A rede de farmácias Pague Menos (Empreendimentos Pague Menos S/A) registrou lucro líquido ajustado de R$ 73,6 milhões no segundo trimestre de 2026, montante que representa uma alta de 22,2% em comparação com o mesmo período do ano anterior. O balanço financeiro, divulgado pela companhia nesta segunda-feira (3 de agosto de 2026), aponta uma redução na alavancagem financeira da empresa e a consolidação de suas operações no varejo farmacêutico nacional.

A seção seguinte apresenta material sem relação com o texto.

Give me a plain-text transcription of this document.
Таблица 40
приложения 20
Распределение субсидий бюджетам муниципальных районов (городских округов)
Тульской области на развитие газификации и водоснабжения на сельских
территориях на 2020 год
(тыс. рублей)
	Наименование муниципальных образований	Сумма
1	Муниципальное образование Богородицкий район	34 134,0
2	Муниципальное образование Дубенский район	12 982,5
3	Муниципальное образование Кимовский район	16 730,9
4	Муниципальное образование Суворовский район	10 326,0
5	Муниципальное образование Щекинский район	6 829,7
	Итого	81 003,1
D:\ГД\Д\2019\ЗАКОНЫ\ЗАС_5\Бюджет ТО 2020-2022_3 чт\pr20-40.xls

O resultado trimestral reflete a estratégia de desalavancagem e eficiência operacional da rede, que possui forte capilaridade na Região Nordeste. Para o investidor e para o mercado de varejo de saúde, o desempenho sinaliza a acomodação da demanda após o forte ciclo de lançamentos de medicamentos de alto custo observado em 2025, além de demonstrar a capacidade de geração de caixa da companhia em um cenário de acomodação de margens.

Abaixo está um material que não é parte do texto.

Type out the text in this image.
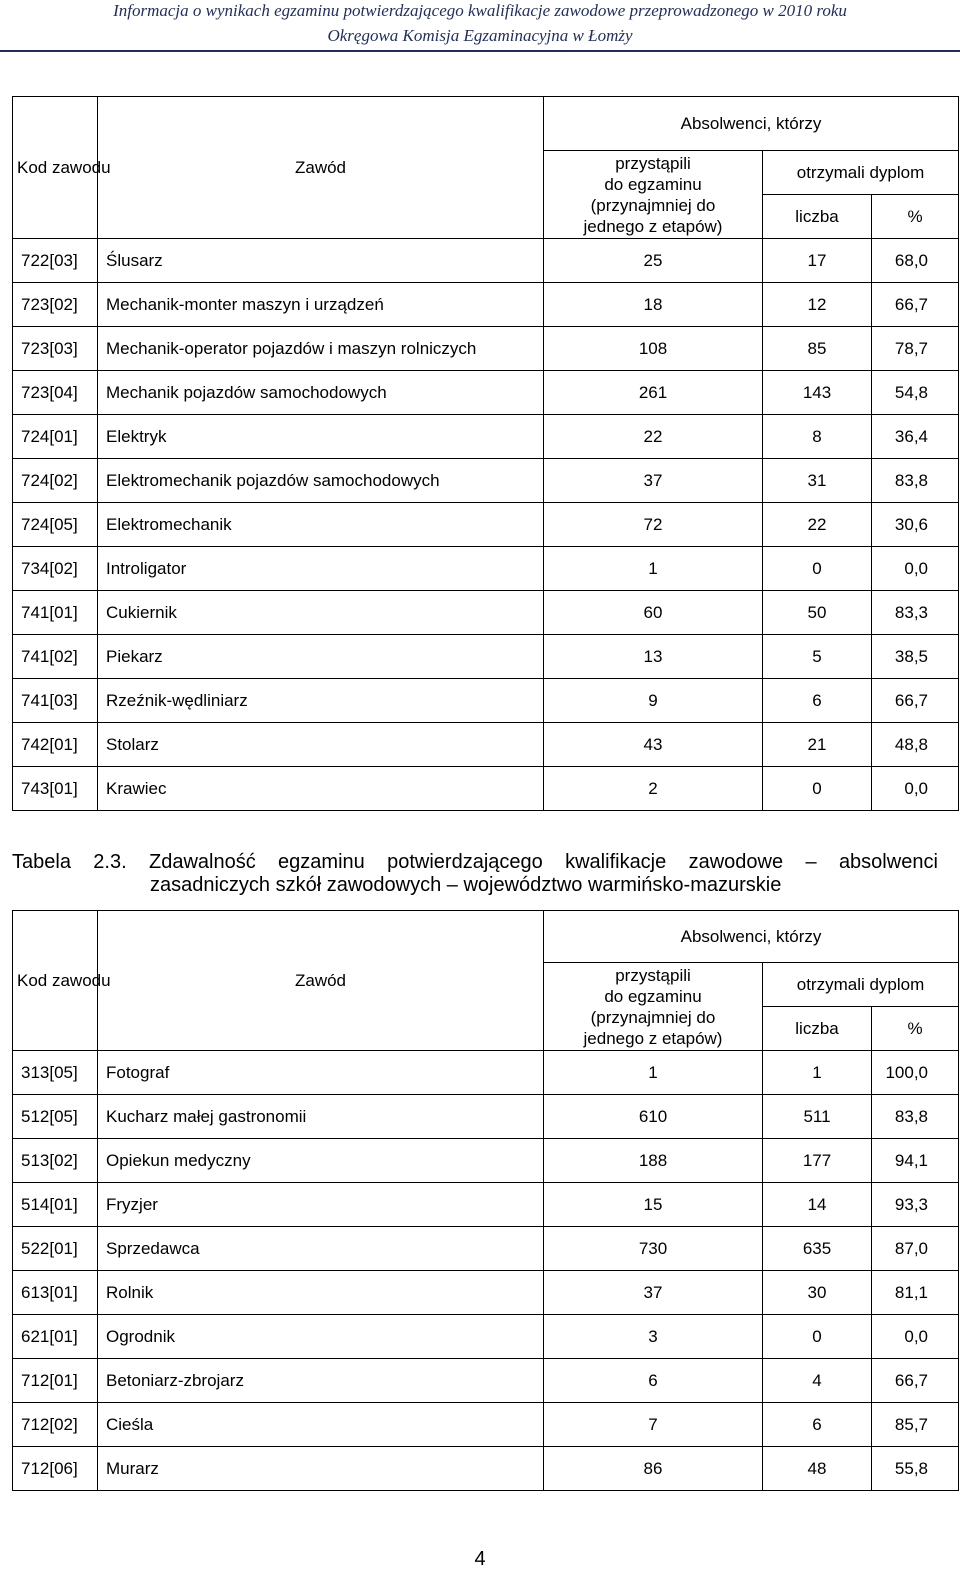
Informacja o wynikach egzaminu potwierdzającego kwalifikacje zawodowe przeprowadzonego w 2010 roku
Okręgowa Komisja Egzaminacyjna w Łomży
Kod zawodu	Zawód	Absolwenci, którzy		

		przystąpili
do egzaminu
(przynajmniej do
jednego z etapów)	otrzymali dyplom	
			liczba	%
722[03]	Ślusarz	25	17	68,0
723[02]	Mechanik-monter maszyn i urządzeń	18	12	66,7
723[03]	Mechanik-operator pojazdów i maszyn rolniczych	108	85	78,7
723[04]	Mechanik pojazdów samochodowych	261	143	54,8
724[01]	Elektryk	22	8	36,4
724[02]	Elektromechanik pojazdów samochodowych	37	31	83,8
724[05]	Elektromechanik	72	22	30,6
734[02]	Introligator	1	0	0,0
741[01]	Cukiernik	60	50	83,3
741[02]	Piekarz	13	5	38,5
741[03]	Rzeźnik-wędliniarz	9	6	66,7
742[01]	Stolarz	43	21	48,8
743[01]	Krawiec	2	0	0,0
Tabela 2.3. Zdawalność egzaminu potwierdzającego kwalifikacje zawodowe – absolwenci
zasadniczych szkół zawodowych – województwo warmińsko-mazurskie
Kod zawodu	Zawód	Absolwenci, którzy		

		przystąpili
do egzaminu
(przynajmniej do
jednego z etapów)	otrzymali dyplom	
			liczba	%
313[05]	Fotograf	1	1	100,0
512[05]	Kucharz małej gastronomii	610	511	83,8
513[02]	Opiekun medyczny	188	177	94,1
514[01]	Fryzjer	15	14	93,3
522[01]	Sprzedawca	730	635	87,0
613[01]	Rolnik	37	30	81,1
621[01]	Ogrodnik	3	0	0,0
712[01]	Betoniarz-zbrojarz	6	4	66,7
712[02]	Cieśla	7	6	85,7
712[06]	Murarz	86	48	55,8
4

A divulgação dos números consolida a trajetória de recuperação das margens operacionais da empresa. A receita do grupo foi impulsionada pelo desempenho das vendas digitais, que ultrapassaram a marca de R$ 1 bilhão pela primeira vez na história da companhia, conforme dados reportados em seu demonstrativo de resultados. Esse avanço nos canais digitais compensou a desaceleração no ritmo de abertura de novas unidades físicas no período.
Desempenho operacional e redução do endividamento
O lucro líquido contábil da Pague Menos ficou em R$ 71,1 milhões no segundo trimestre de 2026, o que representa uma melhora de 41,6% em relação ao segundo trimestre de 2025, de acordo com as informações financeiras publicadas pela empresa. A diferença entre o lucro contábil e o lucro ajustado decorre de despesas não recorrentes associadas à integração de operações, cujos detalhes específicos de custos e rubricas não foram detalhados no relatório da administração divulgado ao mercado.
O Lucro Antes de Juros, Impostos, Depreciação e Amortização (EBITDA) ajustado atingiu R$ 281,7 milhões entre abril e junho de 2026, com uma margem EBITDA ajustada de 6,5%. As vendas nas mesmas lojas (SSS, na sigla em inglês) registraram crescimento de 8,0% no trimestre, confirmando uma acomodação em relação aos patamares de expansão registrados no ano anterior.
No acumulado dos primeiros seis meses de 2026, a rede acumulou um lucro líquido ajustado de R$ 129,2 milhões, valor 76% superior ao registrado no primeiro semestre de 2025, segundo dados compartilhados pelo Diário do Nordeste. O avanço semestral reflete a maturação de lojas abertas em ciclos anteriores e a captura de sinergias operacionais.
Comparação com o histórico de 2025 e estrutura de capital
A estrutura de capital da Pague Menos apresentou melhora significativa na comparação anual. Em 30 de junho de 2025, a alavancagem financeira da companhia — medida pela relação entre a dívida líquida e o EBITDA — estava em 2,6 vezes. No encerramento do segundo trimestre de 2026, esse indicador recuou para 1,8 vez, reduzindo a pressão das despesas financeiras sobre o resultado final da empresa.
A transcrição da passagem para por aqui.